Crítica | True Detective 2x02 - Night Finds You

Todo mundo possui bons e maus hábitos. Não existem exceções. Ray Velcoro parece saber bem disso, e foi justamente ele quem conduziu quase toda a história do segundo episódio desta temporada de True Detective, “Night Finds You”. Num episódio menos confuso e com um ritmo mais estável que seu antecessor, as tramas começam a se desenrolar, e já dá para começar a captar a proposta da série neste ano.
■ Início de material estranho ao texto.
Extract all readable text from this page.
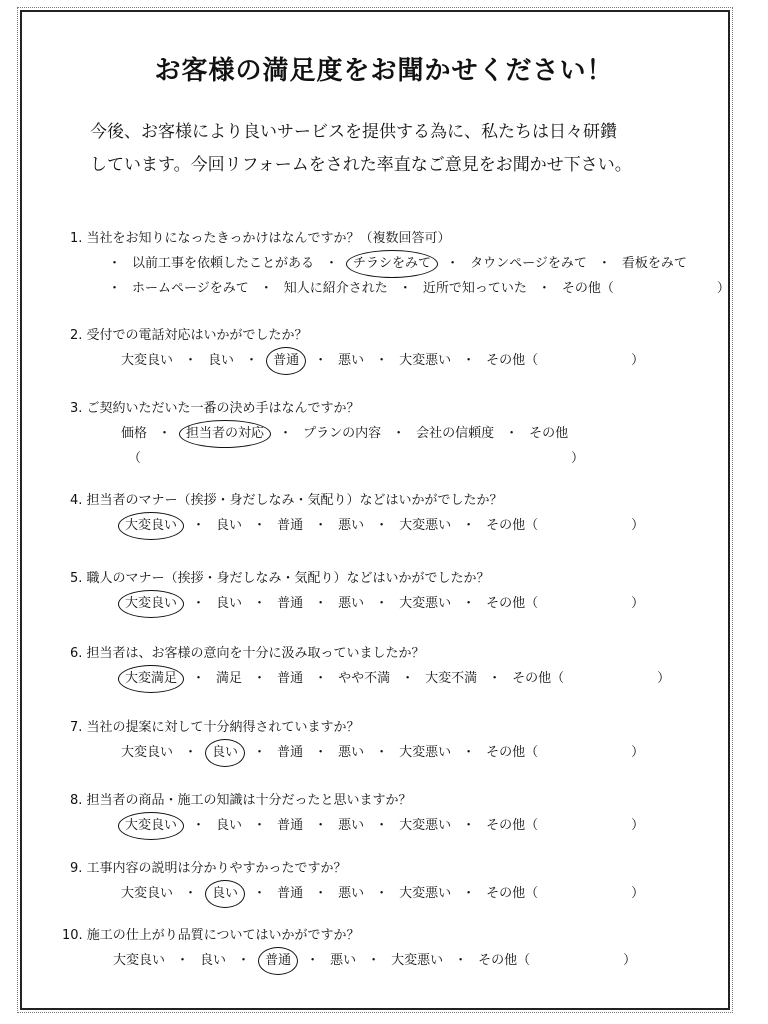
お客様の満足度をお聞かせください！
今後、お客様により良いサービスを提供する為に、私たちは日々研鑽
しています。今回リフォームをされた率直なご意見をお聞かせ下さい。
1. 当社をお知りになったきっかけはなんですか？（複数回答可）
・ 以前工事を依頼したことがある ・ チラシをみて ・ タウンページをみて ・ 看板をみて
・ ホームページをみて ・ 知人に紹介された ・ 近所で知っていた ・ その他（	）
2. 受付での電話対応はいかがでしたか？
大変良い ・ 良い ・ 普通 ・ 悪い ・ 大変悪い ・ その他（	）
3. ご契約いただいた一番の決め手はなんですか？
価格 ・ 担当者の対応 ・ プランの内容 ・ 会社の信頼度 ・ その他
（	）
4. 担当者のマナー（挨拶・身だしなみ・気配り）などはいかがでしたか？
大変良い ・ 良い ・ 普通 ・ 悪い ・ 大変悪い ・ その他（	）
5. 職人のマナー（挨拶・身だしなみ・気配り）などはいかがでしたか？
大変良い ・ 良い ・ 普通 ・ 悪い ・ 大変悪い ・ その他（	）
6. 担当者は、お客様の意向を十分に汲み取っていましたか？
大変満足 ・ 満足 ・ 普通 ・ やや不満 ・ 大変不満 ・ その他（	）
7. 当社の提案に対して十分納得されていますか？
大変良い ・ 良い ・ 普通 ・ 悪い ・ 大変悪い ・ その他（	）
8. 担当者の商品・施工の知識は十分だったと思いますか？
大変良い ・ 良い ・ 普通 ・ 悪い ・ 大変悪い ・ その他（	）
9. 工事内容の説明は分かりやすかったですか？
大変良い ・ 良い ・ 普通 ・ 悪い ・ 大変悪い ・ その他（	）
10. 施工の仕上がり品質についてはいかがですか？
大変良い ・ 良い ・ 普通 ・ 悪い ・ 大変悪い ・ その他（	）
Neste capítulo, novamente liderado pela parceria entre Nic Pizzolatto e Justin Lin, fica explícito que, apesar de esta temporada possuir um foco maior no caso policial, o que ainda move a série é o obscuro drama de seus personagens, ao mesmo tempo em que Colin Farrell, Rachel McAdams e seus respectivos personagens, novamente se revelam serem merecedores da maior parte da atenção do público.
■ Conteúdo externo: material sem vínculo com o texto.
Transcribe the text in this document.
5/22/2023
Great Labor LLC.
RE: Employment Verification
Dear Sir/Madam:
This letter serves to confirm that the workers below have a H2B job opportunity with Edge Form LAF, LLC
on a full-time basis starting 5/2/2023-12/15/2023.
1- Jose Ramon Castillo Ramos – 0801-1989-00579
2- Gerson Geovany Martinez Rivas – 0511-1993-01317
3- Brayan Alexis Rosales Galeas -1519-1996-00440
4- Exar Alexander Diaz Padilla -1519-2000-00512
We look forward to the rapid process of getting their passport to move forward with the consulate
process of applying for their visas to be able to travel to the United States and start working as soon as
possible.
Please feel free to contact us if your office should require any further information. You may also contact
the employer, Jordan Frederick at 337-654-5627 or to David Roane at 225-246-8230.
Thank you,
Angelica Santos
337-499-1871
Ray Velcoro, o personagem de Farrell, além de ser o grande destaque até aqui, é o elo comum entre todos os protagonistas. Agora que o conhecemos melhor, é possível notar o quanto ele é um cara perturbado. Duas cenas específicas foram as capitais desta percepção. A primeira, num diálogo com sua ex-mulher no estacionamento, na qual ela expõe a decaída do caráter dele ao longo dos anos, tendo como ponto de partida, o abuso sexual que ela mesma sofreu. A segunda, na cena com o melhor texto da temporada até o momento, quando ele conversa com Ani, a personagem de McAdams, dentro do carro dela ao final do dia. Por ora, foi o único acontecimento que lembrou a dinâmica da primeira temporada (olha aí de novo a inevitável comparação...), no qual também ouvimos a frase proferida por Velcoro, que marcou grande presença nas promocionais da temporada: “We get the world we deserve”.



A atuação de Rachel McAdams continua primorosa. Sua personagem Ani, corrigiu uma das poucas falhas que a série possuía: a ausência de uma personagem feminina marcante/forte. Ela é justamente assim, sendo basicamente uma representante “ideal” do feminismo. Isso ficou ainda mais claro com uma de suas frases durante o episódio (“The fundamental difference between the sexes is that one of them can kill the other with their bare hands”.).



As interpretações de Vince Vaugh e Taylor Kitsch, entretanto, continuam sendo o ponto fraco da série. No caso deste primeiro, na verdade, o resultado não está tão ruim, uma vez que se considerarmos o histórico dele, talvez este seja um dos trabalhos mais competente de sua carreira. Seus personagens também chamam menos atenção, em relação a Ray e Ani. Paul, vivido por Kitsch, possui toda a negatividade impregnada em Rust Cohle, só que com exageros, e ainda, com o adicional de ser, simplesmente, um cara sem vontade de viver. Pessoalmente, sou indiferente em relação ao personagem. Não parece que ele realmente mereça a simpatia do público, tampouco que tenha potencial para se tornar um atrativo. Mas pode apenas parecer mesmo, uma vez que Pizzolatto seja mestre em queimada de línguas.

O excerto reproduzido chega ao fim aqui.